Las Vegas Sun

March 19, 2024

These are the industries where Nevada’s undocumented immigrants work

Undocumented workers were more likely to have white-collar jobs in 2012 than they did before the Great Recession, a new study from the Pew Research Center reveals.

Shifts in skill level

The analysis, released Thursday, found that the share of all undocumented immigrant workers with management and professional jobs grew to 13 percent in 2012 – up 3 percentage points from 2007. Meanwhile, the percent of working immigrants with construction or production jobs — like plant operators, assemblers and food processors — dropped from 34 percent to 29 percent.

Despite those shifts, workers living in the U.S. illegally still fill many of the country’s lower-skill jobs.

The growth in white-collar work mirrors a trend seen in the overall U.S. economy, Pew found.

Where undocumented immigrants work

Unsurprisingly, the study also found that undocumented immigrants working in Nevada and other states in the West are most likely to have jobs in the leisure and hospitality industry.

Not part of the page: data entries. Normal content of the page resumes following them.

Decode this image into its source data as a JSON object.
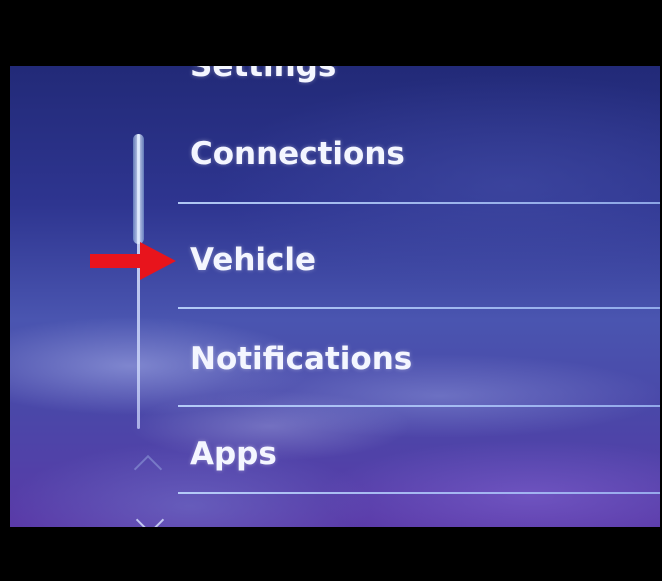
{
  "menu": {
    "partial_label": "Settings",
    "items": [
      {
        "label": "Connections"
      },
      {
        "label": "Vehicle"
      },
      {
        "label": "Notifications"
      },
      {
        "label": "Apps"
      }
    ]
  },
  "scroll": {
    "up_icon": "chevron-up-icon",
    "down_icon": "chevron-down-icon"
  },
  "annotation": {
    "pointer_icon": "red-arrow-icon",
    "color": "#e8141c",
    "points_to": "Vehicle"
  },
  "colors": {
    "text": "#f4f6ff",
    "divider": "#bcd4ff",
    "scrollbar": "#dce6ff"
  }
}
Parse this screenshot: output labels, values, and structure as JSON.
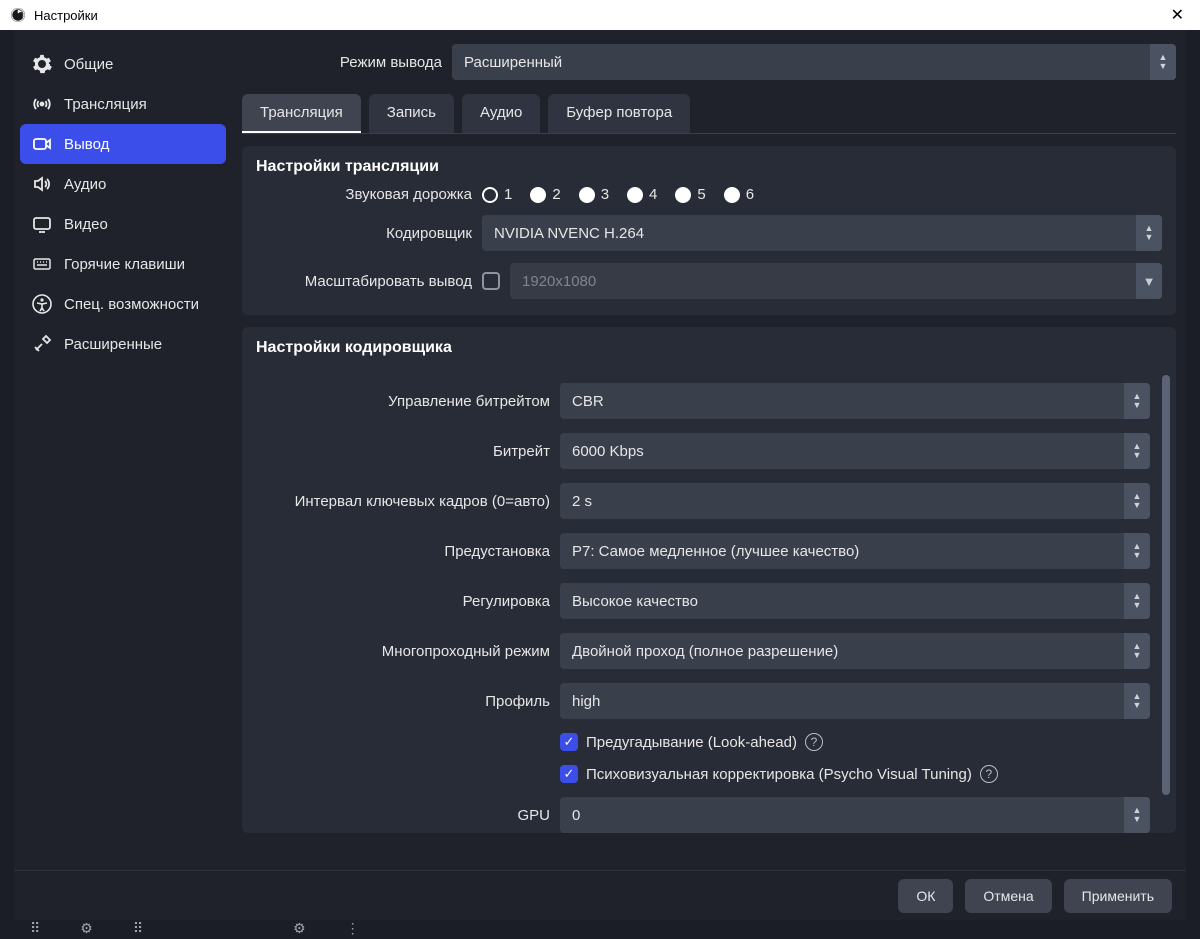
{
  "window": {
    "title": "Настройки"
  },
  "sidebar": {
    "items": [
      {
        "label": "Общие"
      },
      {
        "label": "Трансляция"
      },
      {
        "label": "Вывод"
      },
      {
        "label": "Аудио"
      },
      {
        "label": "Видео"
      },
      {
        "label": "Горячие клавиши"
      },
      {
        "label": "Спец. возможности"
      },
      {
        "label": "Расширенные"
      }
    ]
  },
  "top": {
    "mode_label": "Режим вывода",
    "mode_value": "Расширенный"
  },
  "tabs": {
    "stream": "Трансляция",
    "record": "Запись",
    "audio": "Аудио",
    "replay": "Буфер повтора"
  },
  "stream_panel": {
    "title": "Настройки трансляции",
    "audio_track_label": "Звуковая дорожка",
    "tracks": [
      "1",
      "2",
      "3",
      "4",
      "5",
      "6"
    ],
    "selected_track_index": 0,
    "encoder_label": "Кодировщик",
    "encoder_value": "NVIDIA NVENC H.264",
    "rescale_label": "Масштабировать вывод",
    "rescale_checked": false,
    "rescale_placeholder": "1920x1080"
  },
  "encoder_panel": {
    "title": "Настройки кодировщика",
    "rate_control_label": "Управление битрейтом",
    "rate_control_value": "CBR",
    "bitrate_label": "Битрейт",
    "bitrate_value": "6000 Kbps",
    "keyint_label": "Интервал ключевых кадров (0=авто)",
    "keyint_value": "2 s",
    "preset_label": "Предустановка",
    "preset_value": "P7: Самое медленное (лучшее качество)",
    "tuning_label": "Регулировка",
    "tuning_value": "Высокое качество",
    "multipass_label": "Многопроходный режим",
    "multipass_value": "Двойной проход (полное разрешение)",
    "profile_label": "Профиль",
    "profile_value": "high",
    "lookahead_label": "Предугадывание (Look-ahead)",
    "lookahead_checked": true,
    "psycho_label": "Психовизуальная корректировка (Psycho Visual Tuning)",
    "psycho_checked": true,
    "gpu_label": "GPU",
    "gpu_value": "0"
  },
  "footer": {
    "ok": "ОК",
    "cancel": "Отмена",
    "apply": "Применить"
  }
}
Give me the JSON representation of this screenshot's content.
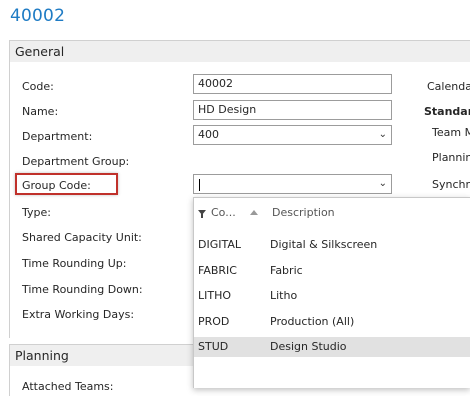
{
  "page": {
    "title": "40002"
  },
  "general": {
    "header": "General",
    "fields": {
      "code": {
        "label": "Code:",
        "value": "40002"
      },
      "name": {
        "label": "Name:",
        "value": "HD Design"
      },
      "department": {
        "label": "Department:",
        "value": "400"
      },
      "department_group": {
        "label": "Department Group:"
      },
      "group_code": {
        "label": "Group Code:",
        "value": ""
      },
      "type": {
        "label": "Type:"
      },
      "shared_capacity_unit": {
        "label": "Shared Capacity Unit:"
      },
      "time_rounding_up": {
        "label": "Time Rounding Up:"
      },
      "time_rounding_down": {
        "label": "Time Rounding Down:"
      },
      "extra_working_days": {
        "label": "Extra Working Days:"
      }
    },
    "right_column": {
      "calendar": "Calenda",
      "standard": "Standar",
      "team": "Team M",
      "planning": "Plannin",
      "synchro": "Synchro"
    }
  },
  "planning": {
    "header": "Planning",
    "attached_teams": "Attached Teams:"
  },
  "dropdown": {
    "columns": {
      "code": "Co...",
      "description": "Description"
    },
    "rows": [
      {
        "code": "DIGITAL",
        "description": "Digital & Silkscreen"
      },
      {
        "code": "FABRIC",
        "description": "Fabric"
      },
      {
        "code": "LITHO",
        "description": "Litho"
      },
      {
        "code": "PROD",
        "description": "Production (All)"
      },
      {
        "code": "STUD",
        "description": "Design Studio"
      }
    ],
    "selected_index": 4
  },
  "colors": {
    "title": "#1e7bc4",
    "highlight_border": "#c0312b",
    "selected_row": "#e1e1e1"
  }
}
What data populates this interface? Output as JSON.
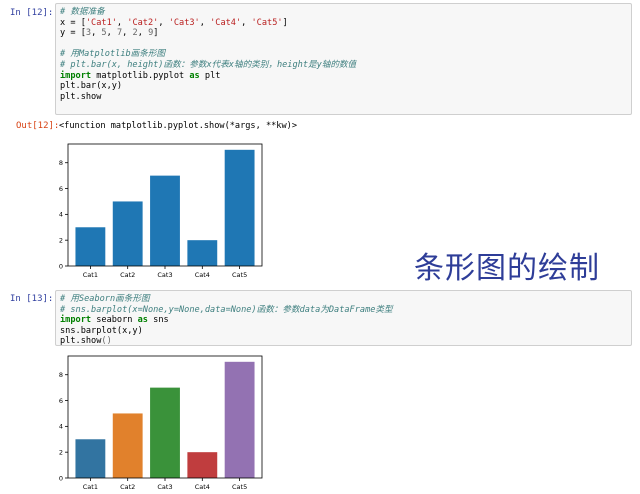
{
  "cell12": {
    "in_prompt": "In  [12]:",
    "lines": [
      [
        {
          "t": "# 数据准备",
          "c": "cm"
        }
      ],
      [
        {
          "t": "x = [",
          "c": ""
        },
        {
          "t": "'Cat1'",
          "c": "str"
        },
        {
          "t": ", ",
          "c": ""
        },
        {
          "t": "'Cat2'",
          "c": "str"
        },
        {
          "t": ", ",
          "c": ""
        },
        {
          "t": "'Cat3'",
          "c": "str"
        },
        {
          "t": ", ",
          "c": ""
        },
        {
          "t": "'Cat4'",
          "c": "str"
        },
        {
          "t": ", ",
          "c": ""
        },
        {
          "t": "'Cat5'",
          "c": "str"
        },
        {
          "t": "]",
          "c": ""
        }
      ],
      [
        {
          "t": "y = [",
          "c": ""
        },
        {
          "t": "3",
          "c": "num"
        },
        {
          "t": ", ",
          "c": ""
        },
        {
          "t": "5",
          "c": "num"
        },
        {
          "t": ", ",
          "c": ""
        },
        {
          "t": "7",
          "c": "num"
        },
        {
          "t": ", ",
          "c": ""
        },
        {
          "t": "2",
          "c": "num"
        },
        {
          "t": ", ",
          "c": ""
        },
        {
          "t": "9",
          "c": "num"
        },
        {
          "t": "]",
          "c": ""
        }
      ],
      [
        {
          "t": "",
          "c": ""
        }
      ],
      [
        {
          "t": "# 用Matplotlib画条形图",
          "c": "cm"
        }
      ],
      [
        {
          "t": "# plt.bar(x, height)函数：参数x代表x轴的类别，height是y轴的数值",
          "c": "cm"
        }
      ],
      [
        {
          "t": "import",
          "c": "kw"
        },
        {
          "t": " matplotlib.pyplot ",
          "c": ""
        },
        {
          "t": "as",
          "c": "kw"
        },
        {
          "t": " plt",
          "c": ""
        }
      ],
      [
        {
          "t": "plt.bar(x,y)",
          "c": ""
        }
      ],
      [
        {
          "t": "plt.show",
          "c": ""
        }
      ]
    ],
    "out_prompt": "Out[12]:",
    "out_text": "<function matplotlib.pyplot.show(*args, **kw)>"
  },
  "cell13": {
    "in_prompt": "In  [13]:",
    "lines": [
      [
        {
          "t": "# 用Seaborn画条形图",
          "c": "cm"
        }
      ],
      [
        {
          "t": "# sns.barplot(x=None,y=None,data=None)函数：参数data为DataFrame类型",
          "c": "cm"
        }
      ],
      [
        {
          "t": "import",
          "c": "kw"
        },
        {
          "t": " seaborn ",
          "c": ""
        },
        {
          "t": "as",
          "c": "kw"
        },
        {
          "t": " sns",
          "c": ""
        }
      ],
      [
        {
          "t": "sns.barplot(x,y)",
          "c": ""
        }
      ],
      [
        {
          "t": "plt.show",
          "c": ""
        },
        {
          "t": "()",
          "c": "num"
        }
      ]
    ]
  },
  "overlay_title": "条形图的绘制",
  "chart_data": [
    {
      "type": "bar",
      "categories": [
        "Cat1",
        "Cat2",
        "Cat3",
        "Cat4",
        "Cat5"
      ],
      "values": [
        3,
        5,
        7,
        2,
        9
      ],
      "yticks": [
        0,
        2,
        4,
        6,
        8
      ],
      "ylim": [
        0,
        9.45
      ],
      "colors": [
        "#1f77b4",
        "#1f77b4",
        "#1f77b4",
        "#1f77b4",
        "#1f77b4"
      ],
      "title": "",
      "xlabel": "",
      "ylabel": ""
    },
    {
      "type": "bar",
      "categories": [
        "Cat1",
        "Cat2",
        "Cat3",
        "Cat4",
        "Cat5"
      ],
      "values": [
        3,
        5,
        7,
        2,
        9
      ],
      "yticks": [
        0,
        2,
        4,
        6,
        8
      ],
      "ylim": [
        0,
        9.45
      ],
      "colors": [
        "#3274a1",
        "#e1812c",
        "#3a923a",
        "#c03d3e",
        "#9372b2"
      ],
      "title": "",
      "xlabel": "",
      "ylabel": ""
    }
  ]
}
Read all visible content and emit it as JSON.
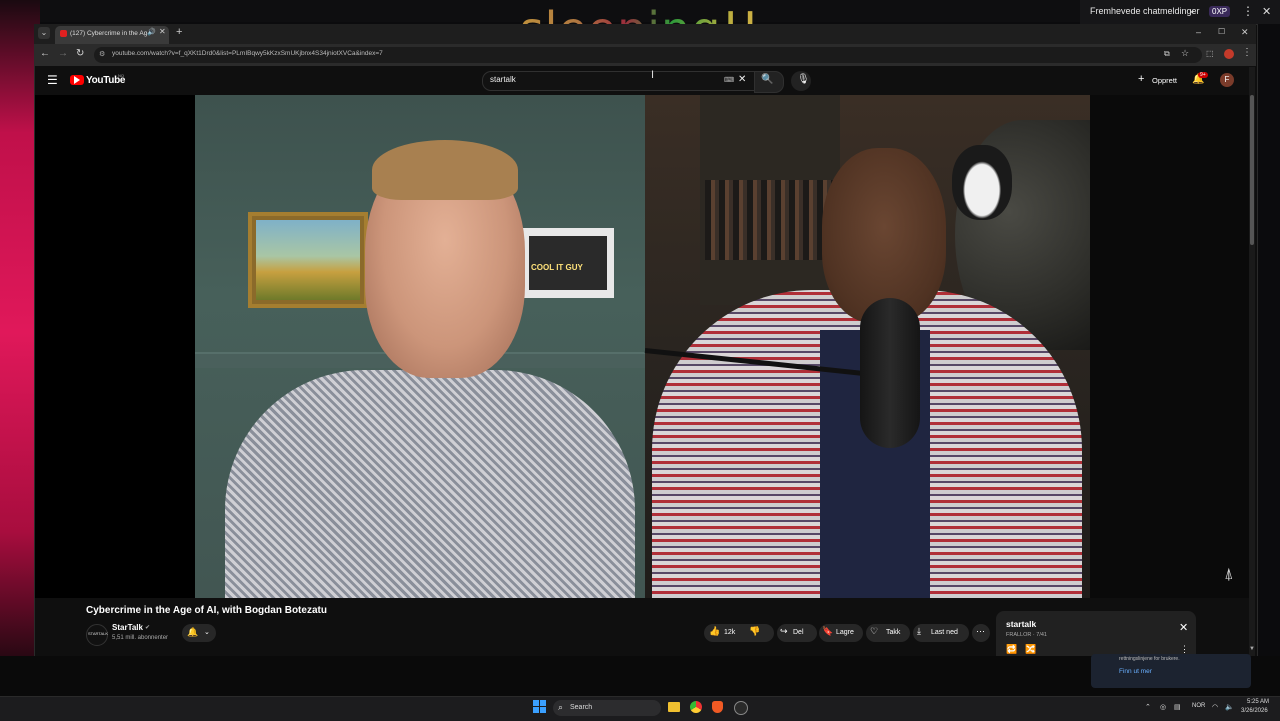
{
  "overlay": {
    "title": "sleeping!!"
  },
  "chat_widget": {
    "label": "Fremhevede chatmeldinger",
    "xp_badge": "0XP"
  },
  "browser": {
    "tab_title": "(127) Cybercrime in the Ag",
    "url": "youtube.com/watch?v=f_qXKt1Drd0&list=PLmIBqwy5kKzxSmUKjbnx4S34jniotXVCa&index=7",
    "profile_initial": "F"
  },
  "youtube": {
    "logo_text": "YouTube",
    "logo_region": "NO",
    "search_value": "startalk",
    "create_label": "Opprett",
    "notification_count": "9+",
    "avatar_initial": "F"
  },
  "video": {
    "title": "Cybercrime in the Age of AI, with Bogdan Botezatu",
    "sign_text": "COOL IT GUY",
    "channel": {
      "name": "StarTalk",
      "avatar_text": "STARTALK",
      "subscribers": "5,51 mill. abonnenter"
    },
    "actions": {
      "likes": "12k",
      "share": "Del",
      "save": "Lagre",
      "thanks": "Takk",
      "download": "Last ned"
    }
  },
  "playlist": {
    "title": "startalk",
    "subtitle": "FRALLOR · 7/41"
  },
  "notification": {
    "text": "rettningslinjene for brukere.",
    "link": "Finn ut mer"
  },
  "taskbar": {
    "search_placeholder": "Search",
    "lang": "NOR",
    "time": "5:25 AM",
    "date": "3/26/2026"
  },
  "colors": {
    "yt_red": "#ff0000",
    "accent_blue": "#3aa0ff",
    "bg": "#0f0f0f"
  }
}
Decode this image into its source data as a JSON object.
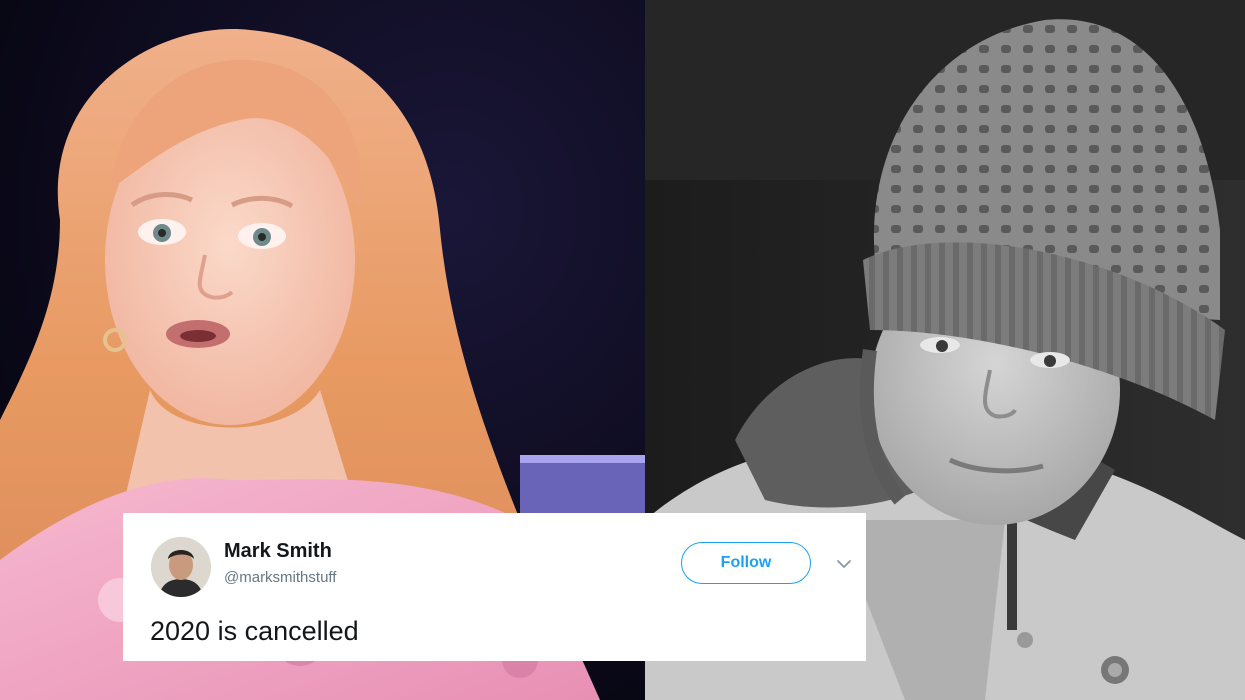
{
  "tweet": {
    "display_name": "Mark Smith",
    "handle": "@marksmithstuff",
    "follow_label": "Follow",
    "text": "2020 is cancelled"
  },
  "photos": {
    "left": {
      "style": "color",
      "subject": "red-haired-woman-on-stage"
    },
    "right": {
      "style": "black-and-white",
      "subject": "girl-in-knit-beanie"
    }
  },
  "colors": {
    "follow_accent": "#1da1f2",
    "handle_gray": "#657786",
    "text_dark": "#14171a"
  }
}
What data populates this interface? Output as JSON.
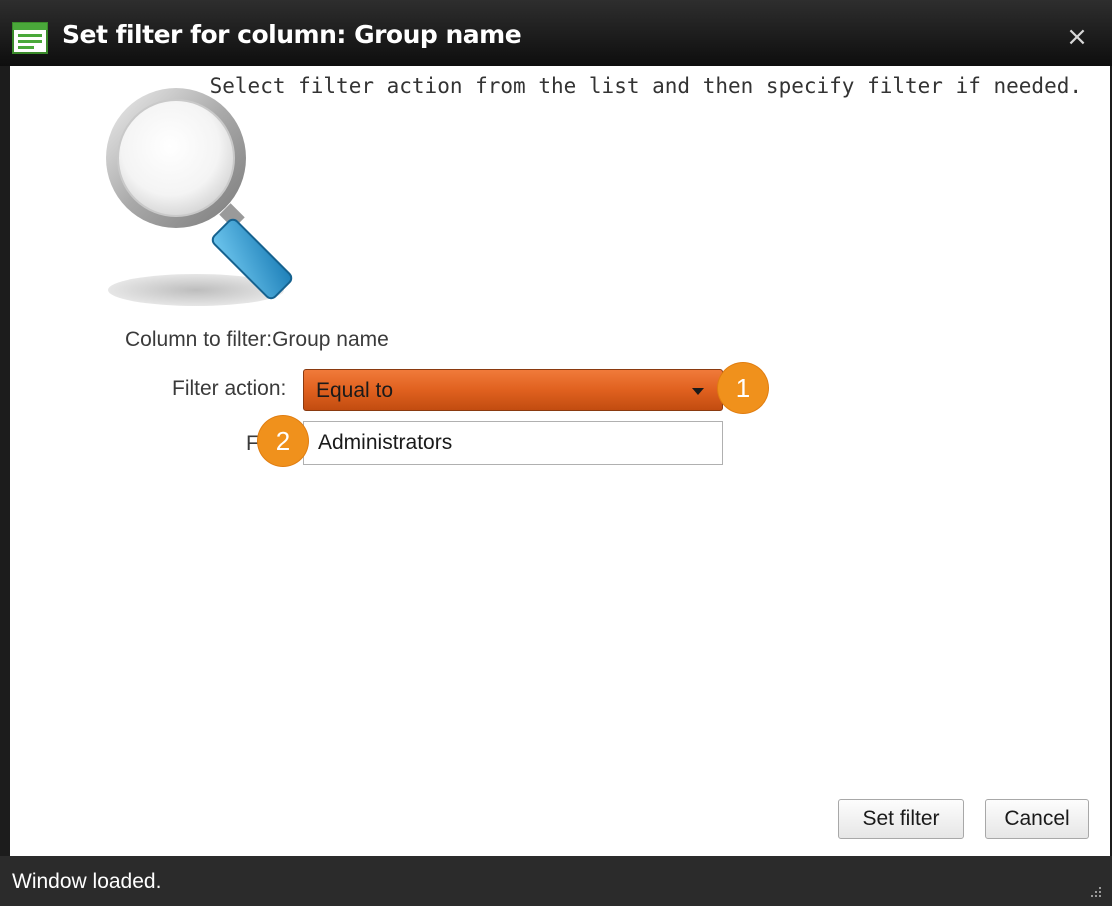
{
  "window": {
    "title": "Set filter for column: Group name",
    "close_glyph": "×",
    "title_icon": "form-icon",
    "close_icon": "close-icon"
  },
  "content": {
    "instructions": "Select filter action from the list and then specify filter if needed.",
    "illustration_icon": "magnifier-icon",
    "column_label": "Column to filter:",
    "column_value": "Group name",
    "action_label": "Filter action:",
    "action_value": "Equal to",
    "filter_label": "F",
    "filter_value": "Administrators"
  },
  "callouts": [
    "1",
    "2"
  ],
  "buttons": {
    "set_filter": "Set filter",
    "cancel": "Cancel"
  },
  "status": {
    "text": "Window loaded.",
    "grip_icon": "resize-grip-icon"
  },
  "colors": {
    "dropdown_accent": "#e0611f",
    "callout": "#f0911c",
    "title_bar": "#111111"
  }
}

In Nevada, which has the highest share of undocumented immigrants in the labor force, nearly 40 percent of undocumented workers were in the hospitality industry in 2012. About 14 percent were in the construction and business services industries. Workers in the business services industry typically perform duties such as cleaning offices, providing security and managing personnel.

Impact on the labor force

Despite seeing gains in white-collar work, undocumented immigrants are still much more likely to have jobs in lower-skilled jobs. In 2012, 62 percent held service, construction and production jobs — twice the percentage of U.S.-born workers who did. And the 13 percent share of undocumented workers with management or professional jobs is less than half of the 36 percent of U.S.-born workers with those occupations.

Undocumented immigrants, for example, are vastly overrepresented in Nevada’s construction and agriculture industries. They make up 21 percent of all of the state’s construction labor force, and 17 percent of its agriculture job holders.

Overall, the number of undocumented immigrants in the U.S. didn’t change much between 2007 and 2012.